Tehran (Reuters) – Iran’s new President Ebrahim Raisi named an anti-Western diplomat as foreign minister on Wednesday as Iran and six world powers seek to restore their 2015 nuclear deal.
Raisi, a hardliner under Western sanctions over allegations of human rights abuses when he was a judge, was sworn into office on Aug. 5 with the Islamic Republic’s clerical rulers facing growing crises at home and abroad.
The mid-ranking Shi’ite cleric replaced pragmatist Hassan Rouhani as president after an election in June when most prominent rivals – including moderates and conservatives – were barred from standing.
Presenting his cabinet to parliament for an expected vote of confidence, Raisi chose Hossein Amirabdollahian as foreign minister and Javad Owji, an ex-deputy oil minister and managing director of the state-run gas company, as oil minister.

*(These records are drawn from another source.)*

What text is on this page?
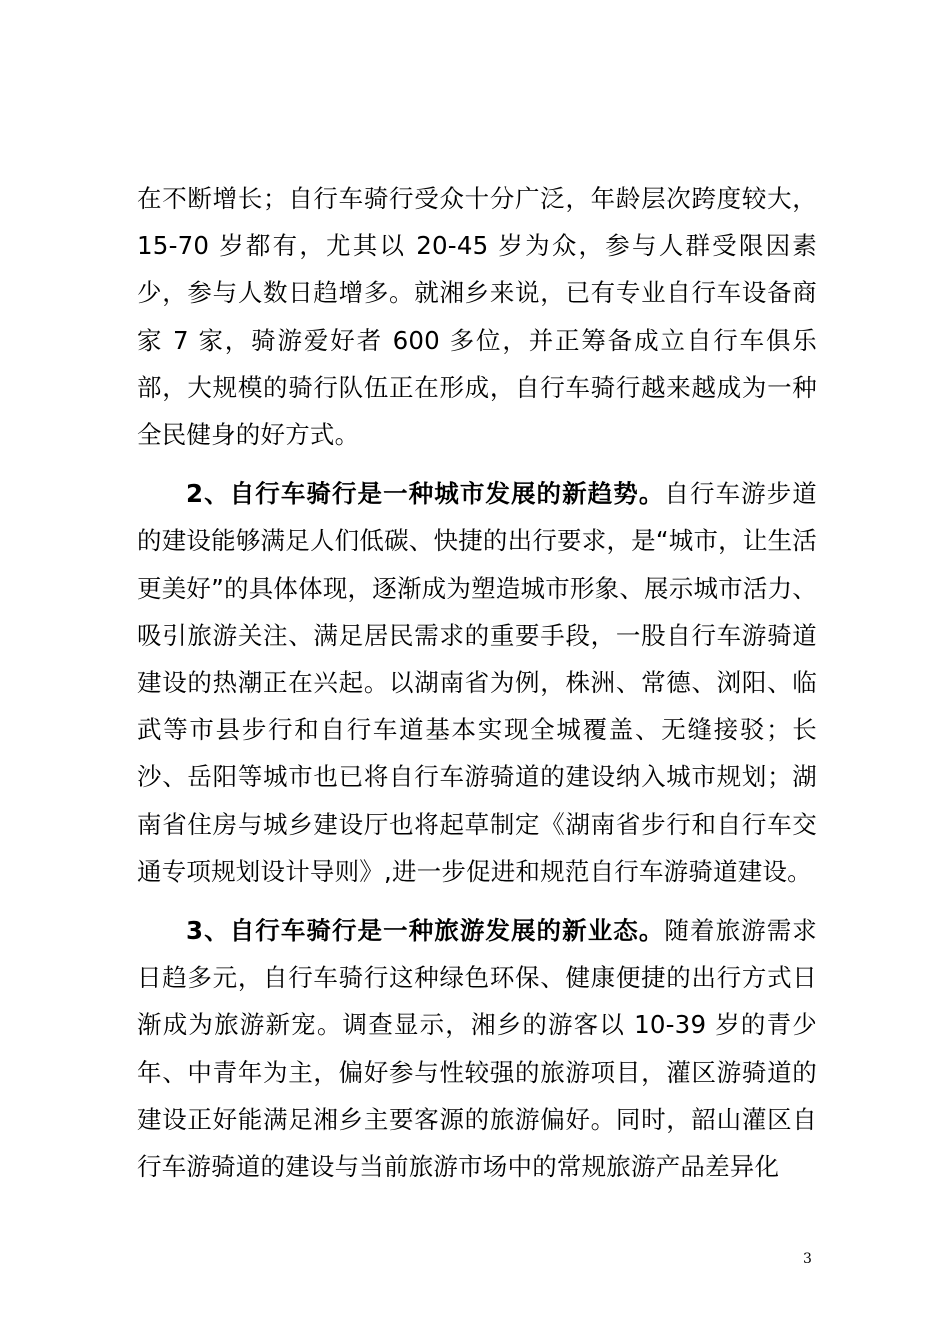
在不断增长；自行车骑行受众十分广泛，年龄层次跨度较大，15-70 岁都有，尤其以 20-45 岁为众，参与人群受限因素少，参与人数日趋增多。就湘乡来说，已有专业自行车设备商家 7 家，骑游爱好者 600 多位，并正筹备成立自行车俱乐部，大规模的骑行队伍正在形成，自行车骑行越来越成为一种全民健身的好方式。

2、自行车骑行是一种城市发展的新趋势。自行车游步道的建设能够满足人们低碳、快捷的出行要求，是“城市，让生活更美好”的具体体现，逐渐成为塑造城市形象、展示城市活力、吸引旅游关注、满足居民需求的重要手段，一股自行车游骑道建设的热潮正在兴起。以湖南省为例，株洲、常德、浏阳、临武等市县步行和自行车道基本实现全城覆盖、无缝接驳；长沙、岳阳等城市也已将自行车游骑道的建设纳入城市规划；湖南省住房与城乡建设厅也将起草制定《湖南省步行和自行车交通专项规划设计导则》,进一步促进和规范自行车游骑道建设。

3、自行车骑行是一种旅游发展的新业态。随着旅游需求日趋多元，自行车骑行这种绿色环保、健康便捷的出行方式日渐成为旅游新宠。调查显示，湘乡的游客以 10-39 岁的青少年、中青年为主，偏好参与性较强的旅游项目，灌区游骑道的建设正好能满足湘乡主要客源的旅游偏好。同时，韶山灌区自行车游骑道的建设与当前旅游市场中的常规旅游产品差异化

3
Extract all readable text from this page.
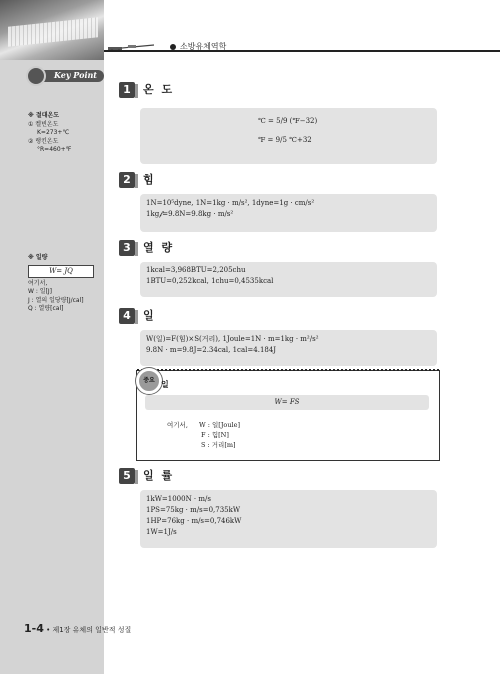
소방유체역학
Key Point
※ 절대온도
① 켈빈온도
K=273+℃
② 랭킨온도
°R=460+℉
※ 일량
W= JQ
여기서,
W : 일[J]
J : 열의 일당량[J/cal]
Q : 열량[cal]
1	온 도
℃ = 5/9 (℉−32)
℉ = 9/5 ℃+32
2	힘
1N=10⁵dyne, 1N=1kg · m/s², 1dyne=1g · cm/s²
1kg𝒻=9.8N=9.8kg · m/s²
3	열 량
1kcal=3,968BTU=2,205chu
1BTU=0,252kcal, 1chu=0,4535kcal
4	일
W(일)=F(힘)×S(거리), 1Joule=1N · m=1kg · m²/s²
9.8N · m=9.8J=2.34cal, 1cal=4.184J
중요 일
W= FS
여기서, W : 일[Joule]
F : 힘[N]
S : 거리[m]
5	일 률
1kW=1000N · m/s
1PS=75kg · m/s=0,735kW
1HP=76kg · m/s=0,746kW
1W=1J/s
1-4 • 제1장 유체의 일반적 성질
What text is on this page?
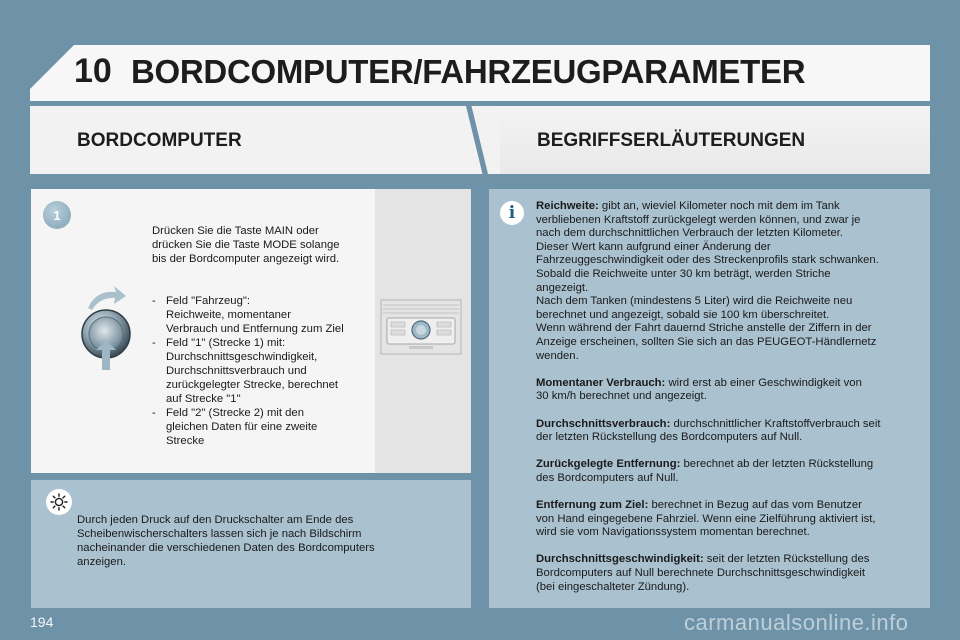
10 BORDCOMPUTER/FAHRZEUGPARAMETER
BORDCOMPUTER	BEGRIFFSERLÄUTERUNGEN
1
Drücken Sie die Taste MAIN oder
drücken Sie die Taste MODE solange
bis der Bordcomputer angezeigt wird.
- Feld "Fahrzeug":
Reichweite, momentaner
Verbrauch und Entfernung zum Ziel
- Feld "1" (Strecke 1) mit:
Durchschnittsgeschwindigkeit,
Durchschnittsverbrauch und
zurückgelegter Strecke, berechnet
auf Strecke "1"
- Feld "2" (Strecke 2) mit den
gleichen Daten für eine zweite
Strecke
Durch jeden Druck auf den Druckschalter am Ende des
Scheibenwischerschalters lassen sich je nach Bildschirm
nacheinander die verschiedenen Daten des Bordcomputers
anzeigen.
i	Reichweite: gibt an, wieviel Kilometer noch mit dem im Tank
verbliebenen Kraftstoff zurückgelegt werden können, und zwar je
nach dem durchschnittlichen Verbrauch der letzten Kilometer.
Dieser Wert kann aufgrund einer Änderung der
Fahrzeuggeschwindigkeit oder des Streckenprofils stark schwanken.
Sobald die Reichweite unter 30 km beträgt, werden Striche
angezeigt.
Nach dem Tanken (mindestens 5 Liter) wird die Reichweite neu
berechnet und angezeigt, sobald sie 100 km überschreitet.
Wenn während der Fahrt dauernd Striche anstelle der Ziffern in der
Anzeige erscheinen, sollten Sie sich an das PEUGEOT-Händlernetz
wenden.
Momentaner Verbrauch: wird erst ab einer Geschwindigkeit von
30 km/h berechnet und angezeigt.
Durchschnittsverbrauch: durchschnittlicher Kraftstoffverbrauch seit
der letzten Rückstellung des Bordcomputers auf Null.
Zurückgelegte Entfernung: berechnet ab der letzten Rückstellung
des Bordcomputers auf Null.
Entfernung zum Ziel: berechnet in Bezug auf das vom Benutzer
von Hand eingegebene Fahrziel. Wenn eine Zielführung aktiviert ist,
wird sie vom Navigationssystem momentan berechnet.
Durchschnittsgeschwindigkeit: seit der letzten Rückstellung des
Bordcomputers auf Null berechnete Durchschnittsgeschwindigkeit
(bei eingeschalteter Zündung).
194	carmanualsonline.info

Owji also held top positions in Mofid Economics Group and Petro Mofid Development Holding, two subsidiaries of Setad Ejraiye Farmane Hazrate Emam – Headquarters for Executing the Order of the Imam – according to the oil ministry’s news agency SHANA.
Iran’s previous oil minister, Bijan Zanganeh, said in July his successor’s main task would be lifting oil exports that have been hammered by the sanctions.
“Amirabdollahian is a hardline diplomat … If the foreign ministry remains in charge of Iran’s nuclear dossier, then obviously Tehran will adopt a very tough line in the talks,” said an Iranian nuclear negotiator who asked not to be named.
Reports in semi-official Iranian media suggested that the Supreme National Security Council, which reports directly to hardline Supreme Leader Ayatollah Ali Khamenei would take over the nuclear talks in Vienna from the foreign ministry, which had been led by pragmatists during Rouhani’s presidency.
Iran and world powers have been negotiating since April to revive the pact that was repudiated in 2018 by then-U.S. President Donald Trump, who also reimposed sanctions that have devastated Tehran’s economy by squeezing its oil exports.
A sixth round of the talks were held on June 20, with Iranian and Western officials saying major gaps remained to be resolved in returning Tehran and Washington to full compliance with the pact. Iran has violated limits on its enrichment of uranium, a possible pathway to nuclear weapons, since 2019.
Parties involved in the talks have yet to set a date for the next round of negotiations.
Amirabdollahian is believed to have close ties with Iran’s elite Revolutionary Guards, Lebanon’s powerful Hezbollah movement and other Iranian proxies around the Middle East.
“Raisi’s choice shows that he gives importance to regional issues in his foreign policy,” a former Iranian official said.
A former ambassador to Bahrain, Amirabdollahian was deputy foreign minister for Arab and African affairs between 2011 and 2016. He was deputy chief of mission at Iran’s embassy in Baghdad from 1997-2001.
No Woman, Several Guards
Iran’s hardliner-dominated parliament is not expected to challenge Raisi’s picks for sensitive ministries such as foreign affairs and oil, as presidents only select them with the approval of Khamenei.
The powers of the elected president are limited in Iran by those of the supreme leader, who is commander-in-chief of the armed forces, appoints the head of the judiciary and decides major policies of the Islamic Republic.
While he did not nominate any woman for the cabinet, Raisi nominated several commanders of the Guards as ministers, including former defence minister and commander of Iran’s Quds Force, Ahmad Vahidi, as his interior minister.
In 2007, Argentine secured Interpol arrest warrants for four Iranians, including Vahidi, for their alleged role in the 1994 bombing of a Jewish centre in Buenos Aires. Iran has denied any involvement in the bombing that killed 85 people and injured hundreds.
Former oil minister Rostam Qasemi, also a Guards commander who headed the elite military body’s construction and engineering company in the past, was nominated by Raisi as the minister for roads and urbanisation.